La communauté internationale a reconnu que la violence sexuelle à l’égard des femmes constituait une violation de leurs droits humains et de leurs libertés fondamentales. La violence sexuelle constitue également une violation des droits de la femme en matière de la reproduction, particulièrement son droit à l’intégrité physique et au contrôle de sa sexualité et de sa capacité reproductive.Le viol, les mutilations génitales féminines (MGF) et la stérilisation forcée figurent parmi les types de violence qui portent atteinte aux droits des femmes en matière de la reproduction.
La violence sexuelle se produit dans les sphères privée et publique des femmes. Elle constitue une violation des droits humains, qu’elle soit perpétrée par un agent de l’Etat ou par tout autre individu. La violence sexuelle peut s’exercer contre des personnes de tout âge, au sein de la famille ou dans le cadre de toute autre relation, au sein de la communauté ou sur le lieu de travail, dans les établissements d’enseignement, dans une structure de santé, en situation de conflit armé ou à tout autre moment ou dans tout autre lieu.

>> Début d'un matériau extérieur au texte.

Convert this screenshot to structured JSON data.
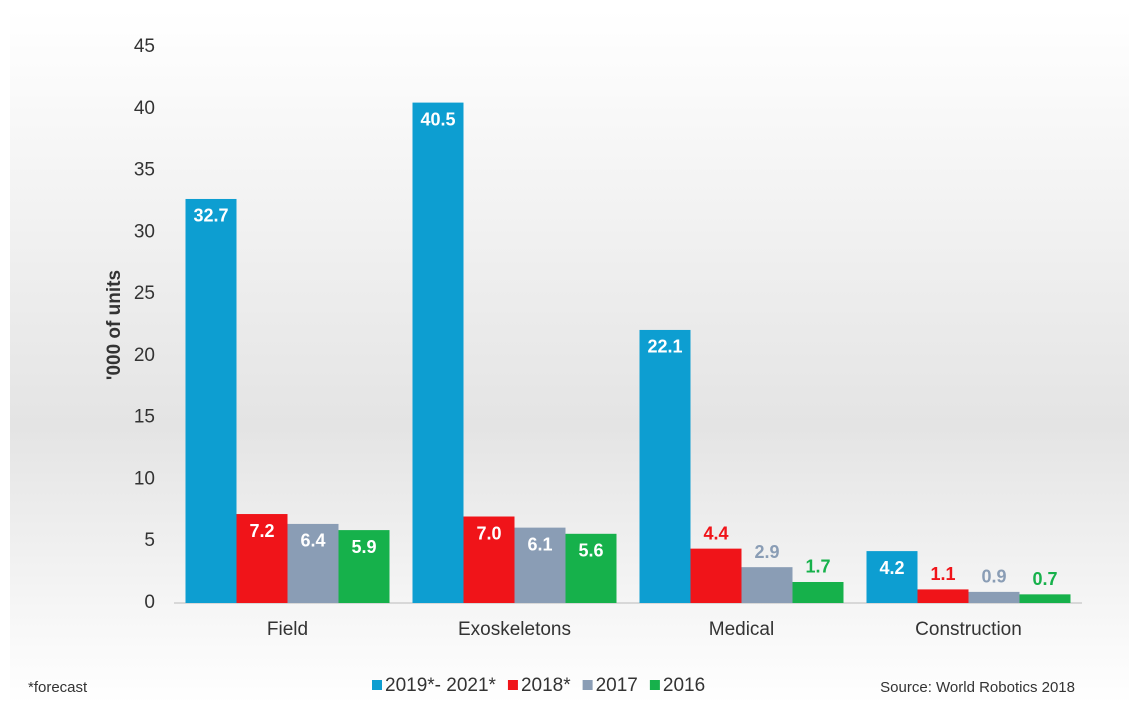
{
  "chart_data": {
    "type": "bar",
    "y_label": "'000 of units",
    "categories": [
      "Field",
      "Exoskeletons",
      "Medical",
      "Construction"
    ],
    "series": [
      {
        "name": "2019*- 2021*",
        "color": "#0d9ed1",
        "values": [
          32.7,
          40.5,
          22.1,
          4.2
        ],
        "value_labels": [
          "32.7",
          "40.5",
          "22.1",
          "4.2"
        ]
      },
      {
        "name": "2018*",
        "color": "#f01419",
        "values": [
          7.2,
          7.0,
          4.4,
          1.1
        ],
        "value_labels": [
          "7.2",
          "7.0",
          "4.4",
          "1.1"
        ]
      },
      {
        "name": "2017",
        "color": "#8a9db5",
        "values": [
          6.4,
          6.1,
          2.9,
          0.9
        ],
        "value_labels": [
          "6.4",
          "6.1",
          "2.9",
          "0.9"
        ]
      },
      {
        "name": "2016",
        "color": "#16b14b",
        "values": [
          5.9,
          5.6,
          1.7,
          0.7
        ],
        "value_labels": [
          "5.9",
          "5.6",
          "1.7",
          "0.7"
        ]
      }
    ],
    "ylim": [
      0,
      45
    ],
    "yticks": [
      0,
      5,
      10,
      15,
      20,
      25,
      30,
      35,
      40,
      45
    ],
    "footnote": "*forecast",
    "source": "Source: World Robotics 2018"
  }
}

La communauté internationale a spécifiquement reconnu le droit de la femme et de la fille de ne pas être en butte à la violence sexuelle, dans différents traités internationaux relatifs aux droits humains. Par exemple la Convention sur l’élimination de toutes les formes de discrimination à l’égard des femmes (CEDAW) attend des Etats qu’ils interdisent la traite des femmes. La Convention relative aux droits de l’enfant interdit les abus et l’exploitation sexuels des enfants. Le Pacte international relatif aux droits économiques, sociaux et culturels et la CEDAW protègent le droit de la femme à la santé, notamment la santé physique, psychologique, reproductive et sexuelle. En outre, le Traité de Rome de 1998 constituant la Cour pénale internationale énonce, pour la première fois au titre du droit international, que le viol, l’esclavage sexuel, la prostitution forcée, les grossesses forcées, les stérilisations forcées et d’autres formes de violence sexuelle doivent être tous considérés comme des crimes contre l’humanité et des crimes de guerre. En outre, pour la première fois, le droit humanitaire international reconnaît que les violations de la liberté de choix des femmes en matière de la reproduction – y compris les grossesses forcées par lesquelles les femmes sont contraintes de porter des enfants contre leur volonté et les stérilisations forcées par lesquelles on empêche les femmes de porter des enfants – sont parmi les crimes les plus flagrants au titre du droit humanitaire international.